Patiënten bij wie de diagnose seronegatieve artritis wordt gesteld, zullen waarschijnlijk niet eindigen met seropositieve reumatoïde artritis (RA). Dat ontdekte een groep onderzoekers in Finland toen ze 435 patiënten met seronegatieve artritis gedurende 10 jaar volgden tot een buitengewoon breed scala aan uitkomsten, waarvan er vele een milder verloop volgen dan progressieve RA.
Positieve identificatie in serum van reumafactor (RF) en anticitrullinated proteïne-antilichamen (ACPA) vertegenwoordigen vroege RA-markers die indicatief zijn voor een ernstiger verloop van de ziekte. Seropositieve RA is in verband gebracht met een slechtere respons op therapie en verslechterde radiografische resultaten in vergelijking met seronegatieve ziekte.
De resultaten van de huidige studie, gepubliceerd door Paalanen et al. in januari in Clinical and Experimental Rheumatology, waren zo opvallend in de heterogeniteit van de uitkomsten dat de auteurs suggereerden dat seronegatieve artritis niet langer als een enkele entiteit zou moeten worden bestudeerd. Hoewel meer dan 50 procent van het seronegatieve cohort bij aanvang voldeed aan de klinische criteria voor RA volgens de ACR-richtlijnen van 1987, ging slechts 2,9 procent over op seropositieve RA.

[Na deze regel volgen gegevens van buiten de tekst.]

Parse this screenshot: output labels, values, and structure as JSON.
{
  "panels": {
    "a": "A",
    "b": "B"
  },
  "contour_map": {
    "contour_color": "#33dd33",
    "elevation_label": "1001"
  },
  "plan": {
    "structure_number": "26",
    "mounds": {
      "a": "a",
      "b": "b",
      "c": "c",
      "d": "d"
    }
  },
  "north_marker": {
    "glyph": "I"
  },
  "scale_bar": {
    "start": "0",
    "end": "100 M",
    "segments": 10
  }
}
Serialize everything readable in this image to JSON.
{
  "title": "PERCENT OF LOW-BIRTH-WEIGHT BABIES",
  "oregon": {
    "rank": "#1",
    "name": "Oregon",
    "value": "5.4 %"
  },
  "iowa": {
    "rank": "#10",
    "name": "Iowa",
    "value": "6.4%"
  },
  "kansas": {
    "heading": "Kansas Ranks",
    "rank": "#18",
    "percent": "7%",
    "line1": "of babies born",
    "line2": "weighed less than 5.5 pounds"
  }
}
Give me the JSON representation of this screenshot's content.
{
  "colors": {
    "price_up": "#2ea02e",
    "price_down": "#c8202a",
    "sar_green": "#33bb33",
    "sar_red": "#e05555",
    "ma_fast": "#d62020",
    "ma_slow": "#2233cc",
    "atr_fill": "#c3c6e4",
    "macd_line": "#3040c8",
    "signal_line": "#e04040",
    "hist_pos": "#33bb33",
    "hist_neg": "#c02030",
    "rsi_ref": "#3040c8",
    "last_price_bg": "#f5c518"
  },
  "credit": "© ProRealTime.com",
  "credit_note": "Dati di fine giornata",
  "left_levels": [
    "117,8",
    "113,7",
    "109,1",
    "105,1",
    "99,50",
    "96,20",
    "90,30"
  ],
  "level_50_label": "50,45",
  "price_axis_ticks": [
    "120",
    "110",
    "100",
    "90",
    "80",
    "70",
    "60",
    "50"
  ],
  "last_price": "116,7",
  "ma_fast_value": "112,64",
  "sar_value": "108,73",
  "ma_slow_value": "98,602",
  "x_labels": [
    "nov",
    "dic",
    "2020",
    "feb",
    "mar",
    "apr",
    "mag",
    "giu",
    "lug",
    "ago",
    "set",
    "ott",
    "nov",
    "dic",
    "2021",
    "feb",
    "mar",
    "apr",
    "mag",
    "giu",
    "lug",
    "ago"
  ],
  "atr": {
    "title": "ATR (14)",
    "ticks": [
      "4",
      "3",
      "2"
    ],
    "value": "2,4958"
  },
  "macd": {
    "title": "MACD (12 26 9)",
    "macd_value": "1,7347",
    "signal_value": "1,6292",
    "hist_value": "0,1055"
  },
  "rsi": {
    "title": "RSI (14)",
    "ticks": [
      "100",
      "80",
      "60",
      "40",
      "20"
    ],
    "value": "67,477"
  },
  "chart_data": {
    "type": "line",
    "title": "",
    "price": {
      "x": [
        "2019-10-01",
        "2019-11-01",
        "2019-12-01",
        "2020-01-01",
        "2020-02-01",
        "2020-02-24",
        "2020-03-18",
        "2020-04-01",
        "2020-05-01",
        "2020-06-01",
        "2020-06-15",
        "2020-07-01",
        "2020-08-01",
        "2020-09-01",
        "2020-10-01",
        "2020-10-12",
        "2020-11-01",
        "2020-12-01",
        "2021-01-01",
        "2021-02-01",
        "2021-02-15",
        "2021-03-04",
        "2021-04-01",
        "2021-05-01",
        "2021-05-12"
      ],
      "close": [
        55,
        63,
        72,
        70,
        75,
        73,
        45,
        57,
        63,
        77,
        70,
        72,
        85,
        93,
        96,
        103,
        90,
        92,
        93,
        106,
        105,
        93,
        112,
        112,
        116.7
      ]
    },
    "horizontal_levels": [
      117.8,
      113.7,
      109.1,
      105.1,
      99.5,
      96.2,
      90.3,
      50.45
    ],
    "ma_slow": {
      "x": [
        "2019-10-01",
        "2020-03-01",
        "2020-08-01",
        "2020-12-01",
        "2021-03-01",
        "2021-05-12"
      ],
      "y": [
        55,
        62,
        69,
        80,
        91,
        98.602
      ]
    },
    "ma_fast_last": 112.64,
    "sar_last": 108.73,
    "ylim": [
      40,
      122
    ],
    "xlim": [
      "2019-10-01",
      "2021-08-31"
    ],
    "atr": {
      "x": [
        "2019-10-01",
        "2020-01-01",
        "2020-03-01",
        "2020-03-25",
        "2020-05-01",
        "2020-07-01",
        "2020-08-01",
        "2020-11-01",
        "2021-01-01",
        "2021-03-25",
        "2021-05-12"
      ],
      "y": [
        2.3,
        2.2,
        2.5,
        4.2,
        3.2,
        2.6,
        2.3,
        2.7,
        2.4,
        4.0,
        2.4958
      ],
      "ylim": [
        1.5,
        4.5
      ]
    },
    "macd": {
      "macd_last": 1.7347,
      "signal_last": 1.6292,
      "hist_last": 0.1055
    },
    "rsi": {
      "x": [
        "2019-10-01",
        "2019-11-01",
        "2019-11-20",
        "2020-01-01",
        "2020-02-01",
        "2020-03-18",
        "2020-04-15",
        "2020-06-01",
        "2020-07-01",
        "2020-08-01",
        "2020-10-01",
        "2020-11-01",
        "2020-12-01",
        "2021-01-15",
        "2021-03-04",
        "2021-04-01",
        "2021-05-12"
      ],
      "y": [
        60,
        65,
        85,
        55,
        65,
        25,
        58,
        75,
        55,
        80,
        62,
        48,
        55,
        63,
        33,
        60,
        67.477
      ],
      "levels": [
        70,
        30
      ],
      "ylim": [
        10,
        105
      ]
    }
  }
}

Geherclassificeerde resultaten
Informatie verzameld tijdens de follow-up van 10 jaar leidde tot herindeling van het patiëntenbestand in meerdere andere afzonderlijke ziektecategorieën, waaronder:
- Polymyalgie en reuzencelarteritis (15,6%)
- Artritis psoriatica (10,6%)
- Artrose (10,3%)
- Spondyloathritis en spondyloartritis ankylopoetica (8,7%)
- reactieve artritis (3,4%)
- kristalartritis (2,3%)
- Paraneoplastische artritis (1,4%)
- Juveniele artritis (1,4%)
Bovendien, individuele patiënten werden heringedeeld met vasculitis, colitis ulcerosa-gerelateerde artritis en andere ziekte-entiteiten. Wat nog belangrijker is, een grote minderheid (32,2%) van de patiënten bleef symptomen hebben die niet konden worden heringedeeld in een specifieke ziektegroep.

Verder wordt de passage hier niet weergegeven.